Paulson will be joined by Federal Reserve Chairman Ben Bernanke and six other top members of Bush’s economic team in the first meeting of what is being dubbed a Strategic Economic Dialogue.
“A big part of the dialogue is to persuade the Chinese to accelerate the pace of their reform,” Paulson said in an interview on CNBC. “They are a global economic leader and the rest of the world isn’t going to give them a lot more time.”
Paulson’s comments came on a day when the administration previewed a report it will send to Congress next week which charges that China is failing to live up to a number of the market-opening commitments it made when it joined the World Trade Organization five years ago.
A senior U.S. trade official, who briefed reporters on condition of anonymity because the report will not be sent to Congress until Monday, said the administration had a number of concerns because of a slowdown in Chinese reforms and in some cases outright backsliding in its market-opening commitments.

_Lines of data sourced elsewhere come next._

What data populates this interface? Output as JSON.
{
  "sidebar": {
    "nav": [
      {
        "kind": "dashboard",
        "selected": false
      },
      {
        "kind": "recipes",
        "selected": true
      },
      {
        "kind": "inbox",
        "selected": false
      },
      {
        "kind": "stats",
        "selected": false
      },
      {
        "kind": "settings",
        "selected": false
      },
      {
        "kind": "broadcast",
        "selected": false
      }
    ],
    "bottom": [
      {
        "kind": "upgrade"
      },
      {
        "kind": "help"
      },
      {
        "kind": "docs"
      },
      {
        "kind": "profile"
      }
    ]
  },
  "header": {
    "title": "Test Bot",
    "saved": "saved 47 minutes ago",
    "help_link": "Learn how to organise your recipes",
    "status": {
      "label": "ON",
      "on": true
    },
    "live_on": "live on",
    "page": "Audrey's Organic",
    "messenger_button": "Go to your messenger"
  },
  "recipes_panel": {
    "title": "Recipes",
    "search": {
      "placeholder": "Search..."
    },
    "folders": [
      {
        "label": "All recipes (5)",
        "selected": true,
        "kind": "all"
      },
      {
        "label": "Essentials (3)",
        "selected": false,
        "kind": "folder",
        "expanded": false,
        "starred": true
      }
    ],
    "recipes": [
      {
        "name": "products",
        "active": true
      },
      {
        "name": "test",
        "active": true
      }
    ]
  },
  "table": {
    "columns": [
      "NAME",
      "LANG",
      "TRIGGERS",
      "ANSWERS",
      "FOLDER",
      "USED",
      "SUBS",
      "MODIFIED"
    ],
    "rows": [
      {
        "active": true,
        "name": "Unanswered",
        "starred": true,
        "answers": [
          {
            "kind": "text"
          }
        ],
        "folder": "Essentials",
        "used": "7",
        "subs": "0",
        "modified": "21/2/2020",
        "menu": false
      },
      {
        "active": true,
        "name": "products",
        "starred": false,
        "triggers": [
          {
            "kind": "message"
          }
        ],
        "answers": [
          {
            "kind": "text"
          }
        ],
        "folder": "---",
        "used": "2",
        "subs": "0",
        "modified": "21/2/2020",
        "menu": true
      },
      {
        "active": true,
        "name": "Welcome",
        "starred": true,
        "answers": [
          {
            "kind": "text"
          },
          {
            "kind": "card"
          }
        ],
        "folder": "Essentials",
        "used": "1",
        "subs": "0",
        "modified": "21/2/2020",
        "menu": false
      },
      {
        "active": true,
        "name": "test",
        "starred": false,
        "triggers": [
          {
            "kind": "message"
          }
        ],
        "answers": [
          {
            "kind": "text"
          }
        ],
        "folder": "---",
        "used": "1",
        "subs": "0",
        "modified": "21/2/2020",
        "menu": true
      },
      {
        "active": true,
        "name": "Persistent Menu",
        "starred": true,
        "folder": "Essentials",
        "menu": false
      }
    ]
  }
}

The official said the 100-page report raised concerns in the three broad areas of widespread copyright piracy, Chinese industrial policies that favor domestic companies and a failure by China to fulfill its WTO commitments to open its economy to foreign competition.
“We are seeing troubling indications that China’s momentum toward reform has begun to slow,” the U.S. trade official said in a briefing for reporters.
In addition to Paulson and Bernanke, the U.S. team will include four other members of Bush’s Cabinet — Commerce Secretary Carlos Gutierrez, Labor Secretary Elaine Chao, Energy Secretary Samuel Bodman and Health and Human Services Secretary Mike Leavitt. U.S. Trade Representative Susan Schwab and Stephen Johnson, the head of the Environmental Protection Administration, will also be on the trip.
Paulson said the goal for the talks on Dec. 14 and 15 was to develop a game plan for tackling various issues.
“I am looking forward to coming out of these sessions with a good understanding of the issues that we need to address and a workplan going forward to begin addressing those issues,” he said.
He did not specify how soon he would hope to see results.
But with America’s trade deficit with China on track to surpass last year’s $202 billion, which had been the largest imbalance ever recorded with a single country, it is not clear whether critics of the administration’s trade policies will be satisfied to give Paulson much time, especially since some of the toughest complaints are coming from Democrats who will be in control of both the House and Senate next year.
“I think Paulson is taking a very risky course. He is raising the stakes by taking such a big and powerful group with him,” said Nicholas Lardy, a China expert at the Peterson Institute for International Economics, a Washington think tank.
Paulson held a series of meetings this week with major U.S. interest groups designed to get their input. The National Association of Manufacturers stressed that its top priority is pressuring China to deal with its currency, which American companies believe is undervalued by as much as 40 percent, which widens the trade deficit by making China’s goods cheaper and more attractive in the United States and American products more expensive in China.
China announced in the summer of 2005 that it would let its currency rise against the dollar, but since that time the yuan has appreciated in value by only 5.8 percent.
Frank Vargo, NAM’s vice president for international trade, said the yuan needs to rise in value at a faster pace to keep protectionist pressure from building in the new Congress.
Bernanke, who has been enlisted to give a speech on China’s economy at the Chinese Academy of Social Sciences, has been making the point that it is in the best interests of the Chinese to allow more flexibility in the yuan.